DOL guide clarifies Target overtime rules for hourly workers
Target overtime usually starts after 40 hours in a workweek, not because the shift is late or the week feels brutal. Off-the-clock tasks are where pay mistakes can start.

At Target, overtime starts when a covered, non-exempt worker passes 40 hours in a workweek: federal law requires premium pay at one and one-half times the regular rate. A rough closing shift, a weekend push, or a long day on the sales floor does not create overtime by itself. What matters is the number of hours actually worked and captured on the timecard.
What counts as overtime at Target
Covered, non-exempt employees are entitled to at least the federal minimum wage and overtime after 40 hours in a workweek. That rule applies to the hours you actually work, not to how demanding the week felt or how hard the store was running. If you are hourly, the key question is whether the time on your timecard pushes you over 40, because the federal overtime trigger is weekly hours, not the hour of day.
That also means a Saturday, Sunday, holiday, or regular day of rest does not automatically become overtime time. The Fair Labor Standards Act does not require extra pay just because the schedule lands on a night, a weekend, or a holiday. In a business where closing shifts, holiday rushes, and truck nights can feel like premium-time work, the law treats those hours as ordinary unless they cross the 40-hour line.
The gray areas are usually about time worked, not the job title
This is where retail gets messy. Staying late to zone, recover an aisle, handle a late guest issue, or finish a manager-requested task may sound like normal store life, but those minutes still count if they are work. Compensation depends on knowing the number of hours worked.
Off-the-clock prep is a common flash point. Pre-shift setup, post-shift cleanup, and interrupted meal breaks can all create payroll disputes when the time is not captured correctly. If the work happens before you clock in or after you clock out, or if a meal break is cut short by a work demand, the question is not whether the task felt small. The question is whether you were working.
- Keep an eye on when you start and stop work, especially on busy truck days and close nights.

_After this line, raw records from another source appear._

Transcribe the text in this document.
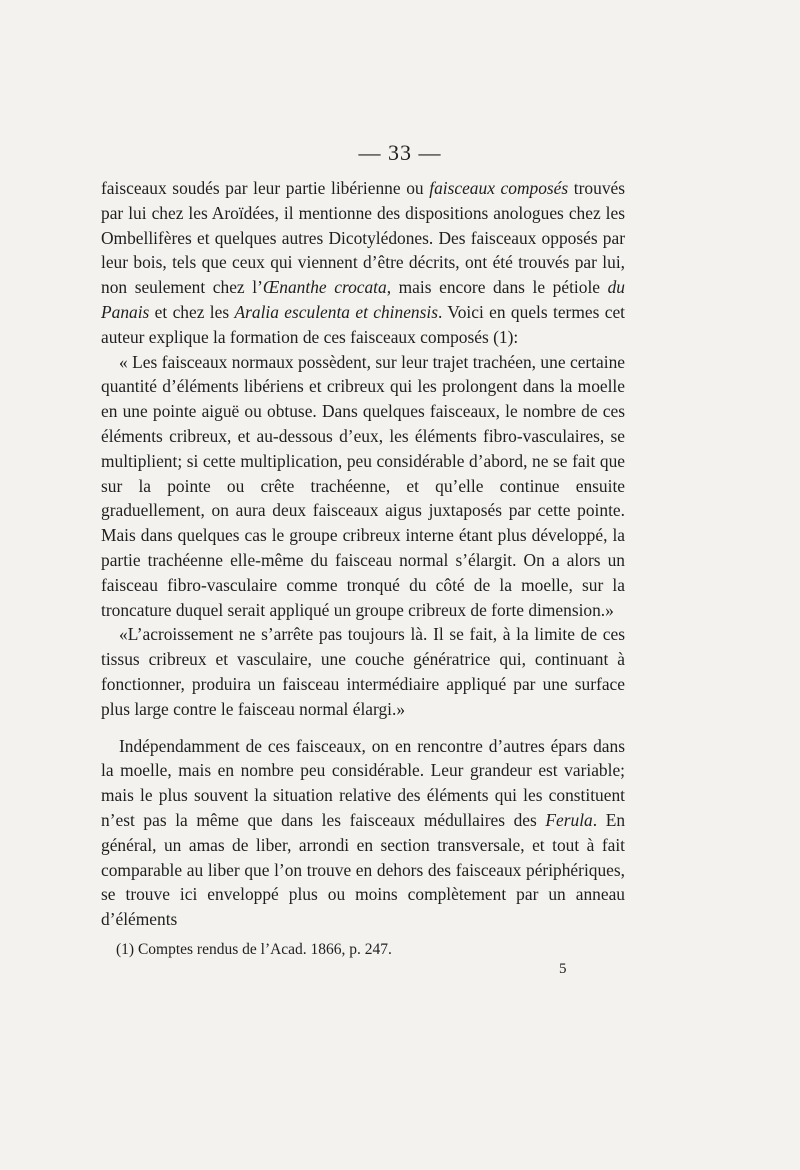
— 33 —

faisceaux soudés par leur partie libérienne ou faisceaux composés trouvés par lui chez les Aroïdées, il mentionne des dispositions anologues chez les Ombellifères et quelques autres Dicotylédones. Des faisceaux opposés par leur bois, tels que ceux qui viennent d’être décrits, ont été trouvés par lui, non seulement chez l’Œnanthe crocata, mais encore dans le pétiole du Panais et chez les Aralia esculenta et chinensis. Voici en quels termes cet auteur explique la formation de ces faisceaux composés (1):

« Les faisceaux normaux possèdent, sur leur trajet trachéen, une certaine quantité d’éléments libériens et cribreux qui les prolongent dans la moelle en une pointe aiguë ou obtuse. Dans quelques faisceaux, le nombre de ces éléments cribreux, et au-dessous d’eux, les éléments fibro-vasculaires, se multiplient; si cette multiplication, peu considérable d’abord, ne se fait que sur la pointe ou crête trachéenne, et qu’elle continue ensuite graduellement, on aura deux faisceaux aigus juxtaposés par cette pointe. Mais dans quelques cas le groupe cribreux interne étant plus développé, la partie trachéenne elle-même du faisceau normal s’élargit. On a alors un faisceau fibro-vasculaire comme tronqué du côté de la moelle, sur la troncature duquel serait appliqué un groupe cribreux de forte dimension.»

«L’acroissement ne s’arrête pas toujours là. Il se fait, à la limite de ces tissus cribreux et vasculaire, une couche génératrice qui, continuant à fonctionner, produira un faisceau intermédiaire appliqué par une surface plus large contre le faisceau normal élargi.»

Indépendamment de ces faisceaux, on en rencontre d’autres épars dans la moelle, mais en nombre peu considérable. Leur grandeur est variable; mais le plus souvent la situation relative des éléments qui les constituent n’est pas la même que dans les faisceaux médullaires des Ferula. En général, un amas de liber, arrondi en section transversale, et tout à fait comparable au liber que l’on trouve en dehors des faisceaux périphériques, se trouve ici enveloppé plus ou moins complètement par un anneau d’éléments

(1) Comptes rendus de l’Acad. 1866, p. 247.
5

- Check whether meal breaks were actually uninterrupted and recorded correctly.
- If a leader asks for a quick task after you have clocked out, treat it as a timekeeping issue, not a favor.
Wage law turns on whether the store tracked real hours, not estimated effort.
Why exempt and non-exempt status matters at Target
Retail jobs are not all treated the same. A store leader, an operations leader, a visual specialist, and an hourly team member may fall under different wage rules depending on duties and pay structure. That is why title alone does not settle the overtime question.
Some retail or service employees paid by commissions may be exempt from overtime pay. Pay structure can change the legal analysis. If you are an hourly team member, overtime eligibility depends on non-exempt status and weekly hours, while exempt roles follow different rules tied to duties and compensation.
For Target leaders, that means extra shifts and special projects should be assigned with a clear understanding of who is non-exempt and who is exempt before the work starts. A scheduling mistake at the front end can become a payroll problem at the back end.
Why the DOL’s rules matter in a Target store
The overtime rules sit inside the Fair Labor Standards Act of 1938, and the Wage and Hour Division was created with the enactment of that law. Target publicly promotes market-leading wages and a broad benefits package, including insurance coverage, store discounts and education assistance. Target’s pay-and-benefits materials also emphasize reliable scheduling and team-member support.
When to raise the question
The law is clearest on the fundamentals: overtime starts after 40 hours for covered non-exempt workers, nights and weekends do not automatically trigger premium pay, and hours worked must be recorded accurately. If the issue is whether your role is exempt, whether commissions affect overtime, or whether time spent zoning, prepping, or finishing close-out work was counted correctly, that is the point to raise it through Target HR or the U.S. Department of Labor’s Wage and Hour Division.